Ora, io mi trovo qui a cercare materiale per parlare di questo mese ai due minorenni della famiglia. E quando penso a loro, penso davvero ad entrambi, in modo diverso. Il Sig. Tenace, da maschio, deve imparare a lasciare lo spazio, a capire il suo privilegio, a non diventare né paternalistico né oppressore. La SignoRina deve capire su quali spalle possenti di donne poggia per fare i passi avanti nella lotta per una vera emancipazione femminile.

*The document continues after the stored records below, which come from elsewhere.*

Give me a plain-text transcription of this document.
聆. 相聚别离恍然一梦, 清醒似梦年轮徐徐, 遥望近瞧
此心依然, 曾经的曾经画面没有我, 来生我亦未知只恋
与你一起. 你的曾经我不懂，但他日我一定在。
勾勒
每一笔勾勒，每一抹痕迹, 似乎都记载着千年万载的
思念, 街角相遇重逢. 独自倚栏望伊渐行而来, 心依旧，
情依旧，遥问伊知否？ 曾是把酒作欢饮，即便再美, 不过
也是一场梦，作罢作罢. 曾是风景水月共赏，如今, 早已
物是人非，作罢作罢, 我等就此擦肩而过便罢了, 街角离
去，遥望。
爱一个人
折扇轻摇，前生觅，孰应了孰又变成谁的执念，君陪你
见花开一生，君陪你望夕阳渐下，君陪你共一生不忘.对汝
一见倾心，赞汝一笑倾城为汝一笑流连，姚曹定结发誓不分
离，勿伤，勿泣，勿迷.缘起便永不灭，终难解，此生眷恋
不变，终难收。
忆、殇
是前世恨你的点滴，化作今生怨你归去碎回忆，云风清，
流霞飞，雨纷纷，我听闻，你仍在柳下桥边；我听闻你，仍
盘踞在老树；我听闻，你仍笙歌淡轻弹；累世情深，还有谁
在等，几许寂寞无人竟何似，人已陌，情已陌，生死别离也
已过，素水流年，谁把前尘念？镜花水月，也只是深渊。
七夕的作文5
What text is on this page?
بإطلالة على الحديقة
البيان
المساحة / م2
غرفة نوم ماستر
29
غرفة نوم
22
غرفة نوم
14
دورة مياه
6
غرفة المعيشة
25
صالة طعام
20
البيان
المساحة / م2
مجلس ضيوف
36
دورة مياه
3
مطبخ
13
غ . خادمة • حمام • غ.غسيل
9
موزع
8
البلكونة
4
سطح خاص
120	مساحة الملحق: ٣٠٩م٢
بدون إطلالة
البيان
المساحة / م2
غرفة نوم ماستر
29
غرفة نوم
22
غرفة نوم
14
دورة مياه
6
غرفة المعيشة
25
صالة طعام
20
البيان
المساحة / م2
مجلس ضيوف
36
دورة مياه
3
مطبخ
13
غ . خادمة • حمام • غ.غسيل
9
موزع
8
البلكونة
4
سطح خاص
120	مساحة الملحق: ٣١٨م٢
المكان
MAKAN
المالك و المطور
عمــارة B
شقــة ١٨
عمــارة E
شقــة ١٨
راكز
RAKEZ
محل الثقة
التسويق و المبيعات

Cerca e ricerca, ho trovato una serie di bei libri per bambini in inglese, ma io vorrei tanto far loro conoscere le donne italiane, quelle che hanno dato un contributo speciale. Così stamattina, in preda alla sindrome premestruale che a me fa venire degli sbalzi di umore pseudomaniacale, ho pensato di far loro un libro* con semplici foto e citazioni delle donne italiane che per me sono significative.
Nell'elenco per ora ci ho messo le seguenti (ripeto, è assolutamente personale, voglio che mi brillino gli occhi mentre lo sfogliamo insieme):

Margherita Hack. Non solo per la scienza, ma anche per l'ironia.

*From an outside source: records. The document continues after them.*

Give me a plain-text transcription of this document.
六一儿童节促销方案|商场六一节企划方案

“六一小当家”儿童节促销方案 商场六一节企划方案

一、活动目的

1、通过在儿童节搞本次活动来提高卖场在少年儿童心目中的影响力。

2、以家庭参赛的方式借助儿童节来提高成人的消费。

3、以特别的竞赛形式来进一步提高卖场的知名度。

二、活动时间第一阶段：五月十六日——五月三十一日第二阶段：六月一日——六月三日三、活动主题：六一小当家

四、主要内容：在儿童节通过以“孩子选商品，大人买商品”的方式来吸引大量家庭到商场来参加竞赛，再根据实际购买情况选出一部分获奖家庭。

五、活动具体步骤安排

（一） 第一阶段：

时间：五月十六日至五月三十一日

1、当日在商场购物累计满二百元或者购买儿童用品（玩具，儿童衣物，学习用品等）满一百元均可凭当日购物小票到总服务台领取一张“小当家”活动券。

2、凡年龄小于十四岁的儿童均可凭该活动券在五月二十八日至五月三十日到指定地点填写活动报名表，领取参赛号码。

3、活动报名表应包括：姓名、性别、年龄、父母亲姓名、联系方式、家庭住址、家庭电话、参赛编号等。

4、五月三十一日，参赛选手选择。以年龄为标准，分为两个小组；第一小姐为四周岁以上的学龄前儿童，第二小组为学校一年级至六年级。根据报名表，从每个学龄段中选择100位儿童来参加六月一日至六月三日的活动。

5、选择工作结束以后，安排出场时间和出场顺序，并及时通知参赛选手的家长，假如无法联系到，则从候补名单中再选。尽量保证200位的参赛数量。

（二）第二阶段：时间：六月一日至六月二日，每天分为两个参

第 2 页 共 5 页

Igiaba Scego. Ammirazione profonda.

Anna Magnani (ma quanto è tremendamente bella!?)

Samantha Cristoforetti. Non so perché ma mi mette in soggezione.
Forse per tutto quello che sa e per l'umiltà con cui lo sa.

Simonetta Agnello Hornby. Avvocato, madre, scrittrice.
(fimmina sicula, eccerto, la più affine)

Tina Anselmi. Devo dire altro?

Elena Cattaneo. Poche parole, molti fatti.

Alda Merini. Anche con la sigaretta.

Carmen Consoli. Poteva forse mancare?!

Rita Levi Montalcini, prima della pettinatura a schiaffo e con il sorriso.


Voi chi aggiungereste? Datemi spunti! Ho come l'impressione di aver dimenticato qualcuna di importante...Soprattutto tra le giovani!



*il libro viene stampato online come gli album di foto, solo che anziché metterci le foto dei bambini ci metto queste.

Tuesday, February 11, 2020

Ciliegie allo specchio

Che Amanda sapesse scrivere lo sapevo già. 
Quel che in lei però sorprende sempre è come riesca a creare una tale connessione tra immagini e parole: non so mai cosa venga prima, se un'illustrazione, un dipinto, una foto che l'hanno ispirata o il testo che lei compone. Sono racconti o sono quadri? La straordinarietà di Amanda è che arrivi alla fine e la risposta non ce l'hai.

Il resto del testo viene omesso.